By default, the boundedElastic
thread pool has a maximum size of the number of available processors multiplied by 10, but you can configure it to use a different maximum size if needed
By using an asynchronous thread pool like boundedElastic
, you can offload tasks to separate threads and free up the main thread to handle other requests. The bounded nature of the thread pool can prevent thread starvation and excessive resource usage, while the elasticity of the pool allows it to adjust the number of worker threads dynamically based on the workload.
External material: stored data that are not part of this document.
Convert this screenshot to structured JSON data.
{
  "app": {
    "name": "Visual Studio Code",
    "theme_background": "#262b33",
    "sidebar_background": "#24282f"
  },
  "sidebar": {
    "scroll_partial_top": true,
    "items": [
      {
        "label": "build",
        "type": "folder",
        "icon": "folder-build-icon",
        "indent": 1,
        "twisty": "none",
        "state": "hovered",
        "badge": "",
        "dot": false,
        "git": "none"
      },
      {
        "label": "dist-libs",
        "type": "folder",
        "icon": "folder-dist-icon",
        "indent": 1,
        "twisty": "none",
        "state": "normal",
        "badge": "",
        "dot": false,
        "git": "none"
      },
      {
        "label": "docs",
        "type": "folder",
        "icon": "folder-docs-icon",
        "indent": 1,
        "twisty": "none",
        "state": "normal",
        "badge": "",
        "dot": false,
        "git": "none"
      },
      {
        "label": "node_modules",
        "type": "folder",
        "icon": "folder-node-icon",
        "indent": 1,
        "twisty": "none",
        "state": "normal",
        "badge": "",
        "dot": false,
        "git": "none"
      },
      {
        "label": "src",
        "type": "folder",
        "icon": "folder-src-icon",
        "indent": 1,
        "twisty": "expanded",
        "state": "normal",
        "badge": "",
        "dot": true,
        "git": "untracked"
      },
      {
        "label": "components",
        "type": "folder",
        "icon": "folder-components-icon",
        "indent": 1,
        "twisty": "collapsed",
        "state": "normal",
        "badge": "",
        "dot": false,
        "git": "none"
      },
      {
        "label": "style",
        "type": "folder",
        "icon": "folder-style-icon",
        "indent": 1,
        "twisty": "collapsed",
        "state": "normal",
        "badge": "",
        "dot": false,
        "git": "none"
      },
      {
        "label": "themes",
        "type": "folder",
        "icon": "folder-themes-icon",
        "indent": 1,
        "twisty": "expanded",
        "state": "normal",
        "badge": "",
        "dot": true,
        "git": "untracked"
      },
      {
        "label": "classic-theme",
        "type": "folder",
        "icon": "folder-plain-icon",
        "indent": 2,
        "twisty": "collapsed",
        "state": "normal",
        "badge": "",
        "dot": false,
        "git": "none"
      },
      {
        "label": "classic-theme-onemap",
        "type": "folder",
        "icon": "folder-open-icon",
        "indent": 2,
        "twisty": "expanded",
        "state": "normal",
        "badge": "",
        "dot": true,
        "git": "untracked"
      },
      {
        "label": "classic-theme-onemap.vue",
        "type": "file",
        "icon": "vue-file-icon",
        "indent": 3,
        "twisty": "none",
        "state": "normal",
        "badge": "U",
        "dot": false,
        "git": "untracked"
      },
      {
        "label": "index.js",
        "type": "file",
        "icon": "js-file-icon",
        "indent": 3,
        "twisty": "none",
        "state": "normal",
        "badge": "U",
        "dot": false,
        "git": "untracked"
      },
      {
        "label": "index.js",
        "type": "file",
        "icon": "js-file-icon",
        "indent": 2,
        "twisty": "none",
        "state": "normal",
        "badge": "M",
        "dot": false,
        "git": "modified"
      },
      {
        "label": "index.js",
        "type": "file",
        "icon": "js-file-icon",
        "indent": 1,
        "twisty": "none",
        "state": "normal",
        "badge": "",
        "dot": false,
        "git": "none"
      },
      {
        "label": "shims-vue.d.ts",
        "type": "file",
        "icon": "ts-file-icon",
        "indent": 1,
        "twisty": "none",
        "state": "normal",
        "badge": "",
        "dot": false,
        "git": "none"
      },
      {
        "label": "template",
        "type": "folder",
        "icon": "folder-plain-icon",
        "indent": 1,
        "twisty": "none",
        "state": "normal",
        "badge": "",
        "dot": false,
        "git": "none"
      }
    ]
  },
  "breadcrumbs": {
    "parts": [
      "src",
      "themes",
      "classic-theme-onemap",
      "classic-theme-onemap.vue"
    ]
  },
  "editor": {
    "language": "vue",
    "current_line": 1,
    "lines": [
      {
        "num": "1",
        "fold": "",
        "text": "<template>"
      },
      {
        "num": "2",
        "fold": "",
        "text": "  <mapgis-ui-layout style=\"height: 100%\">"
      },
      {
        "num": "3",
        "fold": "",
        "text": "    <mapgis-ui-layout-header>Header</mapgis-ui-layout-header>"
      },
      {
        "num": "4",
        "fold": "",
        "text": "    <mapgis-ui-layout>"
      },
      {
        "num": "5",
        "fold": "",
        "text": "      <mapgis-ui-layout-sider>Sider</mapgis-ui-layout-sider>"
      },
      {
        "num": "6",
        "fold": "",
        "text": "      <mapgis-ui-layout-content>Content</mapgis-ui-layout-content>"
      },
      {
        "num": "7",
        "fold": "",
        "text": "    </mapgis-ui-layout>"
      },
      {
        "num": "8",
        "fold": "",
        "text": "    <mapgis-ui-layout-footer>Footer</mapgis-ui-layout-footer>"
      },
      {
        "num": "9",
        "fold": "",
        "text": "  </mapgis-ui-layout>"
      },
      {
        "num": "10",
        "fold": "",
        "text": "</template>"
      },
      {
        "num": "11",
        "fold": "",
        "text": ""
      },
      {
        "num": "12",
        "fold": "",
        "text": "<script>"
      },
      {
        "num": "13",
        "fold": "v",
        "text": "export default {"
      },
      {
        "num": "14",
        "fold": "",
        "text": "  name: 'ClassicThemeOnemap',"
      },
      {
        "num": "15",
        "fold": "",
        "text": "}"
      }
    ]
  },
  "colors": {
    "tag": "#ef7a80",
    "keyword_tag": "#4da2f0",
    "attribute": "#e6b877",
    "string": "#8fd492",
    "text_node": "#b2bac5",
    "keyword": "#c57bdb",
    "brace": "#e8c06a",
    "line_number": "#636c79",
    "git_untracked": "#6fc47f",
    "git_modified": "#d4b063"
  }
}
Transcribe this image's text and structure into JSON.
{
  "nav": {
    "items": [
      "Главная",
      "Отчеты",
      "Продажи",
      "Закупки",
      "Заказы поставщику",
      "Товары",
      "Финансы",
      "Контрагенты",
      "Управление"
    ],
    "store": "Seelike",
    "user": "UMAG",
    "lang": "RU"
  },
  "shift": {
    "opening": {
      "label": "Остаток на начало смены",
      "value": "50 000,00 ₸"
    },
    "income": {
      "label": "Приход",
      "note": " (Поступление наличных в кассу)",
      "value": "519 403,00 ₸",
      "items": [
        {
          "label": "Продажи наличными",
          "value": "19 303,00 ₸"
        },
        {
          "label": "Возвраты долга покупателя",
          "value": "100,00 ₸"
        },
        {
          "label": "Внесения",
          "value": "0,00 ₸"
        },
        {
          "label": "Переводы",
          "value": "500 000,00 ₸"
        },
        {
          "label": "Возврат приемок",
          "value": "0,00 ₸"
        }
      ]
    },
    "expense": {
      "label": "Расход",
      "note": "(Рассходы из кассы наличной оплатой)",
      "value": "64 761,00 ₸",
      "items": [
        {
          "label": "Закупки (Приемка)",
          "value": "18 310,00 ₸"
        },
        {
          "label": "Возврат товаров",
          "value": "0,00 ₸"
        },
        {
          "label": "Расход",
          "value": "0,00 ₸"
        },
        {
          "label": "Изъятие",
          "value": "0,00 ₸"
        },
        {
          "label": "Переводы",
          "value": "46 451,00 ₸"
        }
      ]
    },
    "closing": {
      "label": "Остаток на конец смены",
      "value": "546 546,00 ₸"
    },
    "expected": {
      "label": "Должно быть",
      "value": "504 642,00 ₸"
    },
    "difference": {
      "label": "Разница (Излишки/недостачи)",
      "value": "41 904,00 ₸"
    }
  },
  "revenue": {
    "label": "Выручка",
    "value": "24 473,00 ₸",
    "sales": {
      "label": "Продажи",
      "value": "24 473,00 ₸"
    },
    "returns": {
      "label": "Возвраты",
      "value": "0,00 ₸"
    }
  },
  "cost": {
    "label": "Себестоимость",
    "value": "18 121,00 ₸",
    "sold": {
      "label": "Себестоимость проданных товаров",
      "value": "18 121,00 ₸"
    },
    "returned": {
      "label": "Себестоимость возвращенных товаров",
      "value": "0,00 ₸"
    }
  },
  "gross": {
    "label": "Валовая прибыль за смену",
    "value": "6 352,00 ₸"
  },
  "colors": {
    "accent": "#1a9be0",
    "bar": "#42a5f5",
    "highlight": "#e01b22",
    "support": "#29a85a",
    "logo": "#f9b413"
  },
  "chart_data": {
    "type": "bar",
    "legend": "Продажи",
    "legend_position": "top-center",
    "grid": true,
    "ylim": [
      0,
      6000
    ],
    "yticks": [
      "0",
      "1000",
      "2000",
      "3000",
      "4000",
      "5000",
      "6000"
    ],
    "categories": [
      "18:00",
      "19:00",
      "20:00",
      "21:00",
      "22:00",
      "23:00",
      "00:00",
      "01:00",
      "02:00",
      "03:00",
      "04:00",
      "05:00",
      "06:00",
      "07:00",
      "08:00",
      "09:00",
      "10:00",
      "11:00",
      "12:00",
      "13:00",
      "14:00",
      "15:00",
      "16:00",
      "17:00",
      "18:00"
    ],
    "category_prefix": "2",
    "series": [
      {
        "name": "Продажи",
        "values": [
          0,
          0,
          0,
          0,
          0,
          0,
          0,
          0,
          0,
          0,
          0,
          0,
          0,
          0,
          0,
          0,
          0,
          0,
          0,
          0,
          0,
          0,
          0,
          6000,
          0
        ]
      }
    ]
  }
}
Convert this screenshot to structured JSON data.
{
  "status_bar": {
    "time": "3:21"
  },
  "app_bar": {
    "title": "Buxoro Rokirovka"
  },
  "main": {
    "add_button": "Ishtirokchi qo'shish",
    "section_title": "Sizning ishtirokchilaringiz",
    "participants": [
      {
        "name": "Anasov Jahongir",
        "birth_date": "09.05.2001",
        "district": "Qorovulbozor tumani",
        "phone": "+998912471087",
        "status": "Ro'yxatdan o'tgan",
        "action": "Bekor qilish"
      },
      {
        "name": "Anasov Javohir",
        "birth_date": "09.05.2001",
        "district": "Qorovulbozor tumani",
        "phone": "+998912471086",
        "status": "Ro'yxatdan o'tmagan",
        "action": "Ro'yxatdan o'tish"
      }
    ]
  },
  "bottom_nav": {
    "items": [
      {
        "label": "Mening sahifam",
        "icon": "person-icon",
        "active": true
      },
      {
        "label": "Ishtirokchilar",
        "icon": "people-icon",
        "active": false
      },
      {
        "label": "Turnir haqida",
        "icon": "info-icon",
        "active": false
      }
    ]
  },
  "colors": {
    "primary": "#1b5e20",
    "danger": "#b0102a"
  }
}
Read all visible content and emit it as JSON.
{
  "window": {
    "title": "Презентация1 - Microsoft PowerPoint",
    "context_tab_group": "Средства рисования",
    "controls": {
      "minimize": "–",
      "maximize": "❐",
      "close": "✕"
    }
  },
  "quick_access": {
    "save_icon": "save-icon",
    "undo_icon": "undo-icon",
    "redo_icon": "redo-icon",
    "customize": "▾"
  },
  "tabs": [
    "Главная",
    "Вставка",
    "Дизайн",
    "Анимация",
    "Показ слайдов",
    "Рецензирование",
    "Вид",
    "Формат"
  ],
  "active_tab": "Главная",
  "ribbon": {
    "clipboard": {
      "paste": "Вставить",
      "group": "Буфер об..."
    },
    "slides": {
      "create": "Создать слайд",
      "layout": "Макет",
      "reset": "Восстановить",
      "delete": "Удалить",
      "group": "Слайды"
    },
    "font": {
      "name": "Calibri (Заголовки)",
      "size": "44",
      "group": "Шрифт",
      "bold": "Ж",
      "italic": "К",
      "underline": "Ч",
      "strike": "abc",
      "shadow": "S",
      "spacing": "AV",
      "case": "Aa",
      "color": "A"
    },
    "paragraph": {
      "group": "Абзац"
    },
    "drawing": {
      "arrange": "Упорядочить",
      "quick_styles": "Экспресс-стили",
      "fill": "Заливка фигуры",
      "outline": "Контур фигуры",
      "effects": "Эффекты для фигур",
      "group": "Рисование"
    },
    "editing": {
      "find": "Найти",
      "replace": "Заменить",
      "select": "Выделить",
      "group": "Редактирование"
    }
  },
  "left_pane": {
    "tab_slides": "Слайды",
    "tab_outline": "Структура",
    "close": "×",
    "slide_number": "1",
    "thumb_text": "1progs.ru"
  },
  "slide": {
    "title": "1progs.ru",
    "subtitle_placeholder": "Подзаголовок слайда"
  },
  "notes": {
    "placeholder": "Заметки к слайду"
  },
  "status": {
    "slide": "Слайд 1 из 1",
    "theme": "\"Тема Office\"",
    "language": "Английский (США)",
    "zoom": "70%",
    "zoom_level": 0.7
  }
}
There are two more types of pools provide by out-of-the-box Scheduler class, such as:
single
: This is a single-threaded, serialized execution context that is designed for synchronous execution. It is useful when you need to ensure that a task is executed in order and that no two tasks are executed concurrently.
immediate
: This is a trivial, no-op implementation of a scheduler that immediately executes tasks on the calling thread without any thread switching.
Threading model in Spring WebFlux is designed to be non-blocking and asynchronous, allowing for efficient handling of a large number of requests with minimal resource usage. Instead of relying on dedicated threads per connection, WebFlux uses a small number of event loop threads to handle incoming requests and distribute work to worker threads from various thread pools.
However, it's important to choose the right thread pool for your use case to avoid thread starvation and ensure efficient use of system resources.